Jennifer sortit de la voiture et se dirigea vers le bâtiment. L'adolescent la regardait progressivement s'éloigner avant de poursuivre son article sur le nouveau Lynch. À en croire le journaliste, ce film semblait totalement barré. À côté de Inland Empire, Mulholland Drive était un modèle de rationalité, lut Jonathan. Dans son esprit, il s'imaginait les scènes les plus folles. Des événements sans aucun lien apparent les uns des autres. Un fil conducteur si mince que seul son esprit pouvait accepter. Les autres n'y comprendraient rien. Totalement largués. À mille lieues de la vérité. Comme pour Blue Velvet. Comme pour Twin Peaks. Comme pour Mulholland Drive. Chacun s'était persuadé de la complexité des scenarii, a fortiori du cerveau du réalisateur, alors que rien n'était aussi bateau que ces films. Jour après jour, des interprétations toutes plus invraisemblables les unes que les autres voyaient le jour sur internet. Jonathan les lisait avec un grand plaisir : c'était son occupation favorite ces temps-ci. Il naviguait sur les forums, à la recherche du énième commentaire grotesque, et le plus souvent était hilare face à autant d'incompréhension. Tout le monde se mettait des barrières et, au lieu de jeter un oeil de l'autre côté ou de sauter par-dessus, se heurtait violemment à du vide en ne voyant pas ce qui se passait juste sous son nez.
– Allez, en route, annonça John avant même de refermer la portière.
Jonathan sursauta et cligna plusieurs fois des yeux. Son père alluma le moteur et fit marche arrière.
– Et maman ? demanda Jonathan.
– Quoi, et maman ?
– On l'attend pas ?
– Qu'est-ce que tu racontes encore ? soupira John.
– Elle est partie aux toilettes, tu l'as pas vue ? s'étonna son fils.
– Enfin Jonathan, tu sais très bien qu'elle est pas venue avec nous.
Jonathan se redressa sur la banquette.
– Quoi ?
– Me dis pas que ça recommence ? s'inquiéta son père tout en s'insérant sur l'autoroute.
– Mais non, elle était là je te dis. Elle est partie aux toilettes.
– Arrête, Jonathan.
– Mais elle était là, j'en suis sûr.
– Je sais ce que je dis quand même, s'énerva John.

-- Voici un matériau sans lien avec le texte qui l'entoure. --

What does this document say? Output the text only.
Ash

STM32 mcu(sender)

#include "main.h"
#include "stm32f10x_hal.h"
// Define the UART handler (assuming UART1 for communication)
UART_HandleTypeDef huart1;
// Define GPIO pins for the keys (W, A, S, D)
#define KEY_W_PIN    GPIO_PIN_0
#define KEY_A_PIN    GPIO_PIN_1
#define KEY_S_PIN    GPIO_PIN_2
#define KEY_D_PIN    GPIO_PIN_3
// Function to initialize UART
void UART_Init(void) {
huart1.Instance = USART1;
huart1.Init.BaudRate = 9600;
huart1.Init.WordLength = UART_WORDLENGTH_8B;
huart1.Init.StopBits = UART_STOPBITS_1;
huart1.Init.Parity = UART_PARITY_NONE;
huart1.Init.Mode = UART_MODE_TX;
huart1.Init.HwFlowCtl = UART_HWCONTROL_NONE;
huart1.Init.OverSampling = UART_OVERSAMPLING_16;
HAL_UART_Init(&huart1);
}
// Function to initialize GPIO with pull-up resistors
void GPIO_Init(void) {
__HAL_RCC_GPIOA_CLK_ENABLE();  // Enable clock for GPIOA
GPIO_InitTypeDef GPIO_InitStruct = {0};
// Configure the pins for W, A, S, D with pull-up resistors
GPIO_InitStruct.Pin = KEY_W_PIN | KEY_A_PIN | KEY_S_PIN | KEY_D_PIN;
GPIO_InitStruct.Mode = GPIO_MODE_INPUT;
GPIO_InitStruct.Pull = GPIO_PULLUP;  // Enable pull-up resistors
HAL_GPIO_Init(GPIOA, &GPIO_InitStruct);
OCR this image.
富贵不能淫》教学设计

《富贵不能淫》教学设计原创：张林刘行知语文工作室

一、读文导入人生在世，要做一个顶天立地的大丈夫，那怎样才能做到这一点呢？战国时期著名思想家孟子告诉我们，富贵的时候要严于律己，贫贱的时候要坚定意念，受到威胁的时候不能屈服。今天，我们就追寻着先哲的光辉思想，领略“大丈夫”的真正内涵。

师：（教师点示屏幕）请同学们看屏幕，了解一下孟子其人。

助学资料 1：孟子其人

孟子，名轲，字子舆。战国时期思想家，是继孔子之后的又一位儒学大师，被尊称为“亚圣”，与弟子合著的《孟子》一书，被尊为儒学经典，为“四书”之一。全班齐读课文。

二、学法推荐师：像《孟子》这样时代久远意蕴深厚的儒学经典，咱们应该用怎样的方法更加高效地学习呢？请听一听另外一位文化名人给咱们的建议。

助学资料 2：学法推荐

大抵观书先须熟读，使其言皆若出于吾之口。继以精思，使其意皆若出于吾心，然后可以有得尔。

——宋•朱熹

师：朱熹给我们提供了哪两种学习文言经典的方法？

– Alors pourquoi je suis assis à l'arrière si maman est pas là ?
– T'as dit que tu voulais te reposer.
– Je dormais pas, je lisais.
– Tu lisais quoi ?
– Le télérama de cette semaine.
– Il y a des trucs intéressants ?
– Tu fais pas demi-tour ? demanda Jonathan, la gorge nouée.
John ne pipa mot. Jonathan ferma les yeux et respira profondément.
– Ça se peut pas, murmura-t-il.
– Tu le fais exprès ? lui demanda son père, suspicieux. Comme la dernière fois ?
– Non, je fais pas exprès. Elle était là, j'en suis sûr.
– Donc tu me crois pas ? Tu crois pas ton père ?
– C'est pas ça, c'est juste que c'est différent des autres fois. Plus réel.
– T'as pas pris tes médicaments ?
– Si, je les ai pris ce matin.
– Avant de partir ?
– Non, pendant le petit-déjeuner.
– Je t'ai pas vu les prendre pourtant.
– Si, je les ai pris. Tu m'as même dit que dans pile un an j'en aurai enfin terminé et que je pourrai passer à autre chose, c'est ce que tu m'as dit.
John soupira. Il croisa le regard de Jonathan dans le rétroviseur.
– Tu veux pas t'installer à l'avant ?
– C'est ce que tu m'as dit, non ?
– Écoute Jonathan, si tu veux pas prendre tes médicaments, les prends pas, c'est toi que ça regarde après tout, mais s'il te plaît, me mens pas.
– Je te mens pas, paniquait Jonathan. Je te jure.
– Tu te souviens vraiment les avoir pris ?
– Oui, je les ai pris.
– J'étais là, Jonathan. J'ai bien vu que tu les as pas pris. Viens pas te plaindre si tu guéris pas.
Jonathan s'adossa de tout son poids sur la banquette. Les larmes lui montaient aux yeux. Il regarda par la vitre les voitures floues qui défilaient à toute allure sans se soucier de lui. Son père alluma la radio. Une vieille chanson française des années 80 fit irruption dans la voiture. John chantonna tandis que Jonathan fit mine de reprendre sa lecture pour se cacher du regard accusateur de son père. Les phrases qui défilaient devant ses yeux n'avaient plus aucun sens. Tout ce que Jonathan savait, c'est qu'il n'était pas malade. Son père lui mentait.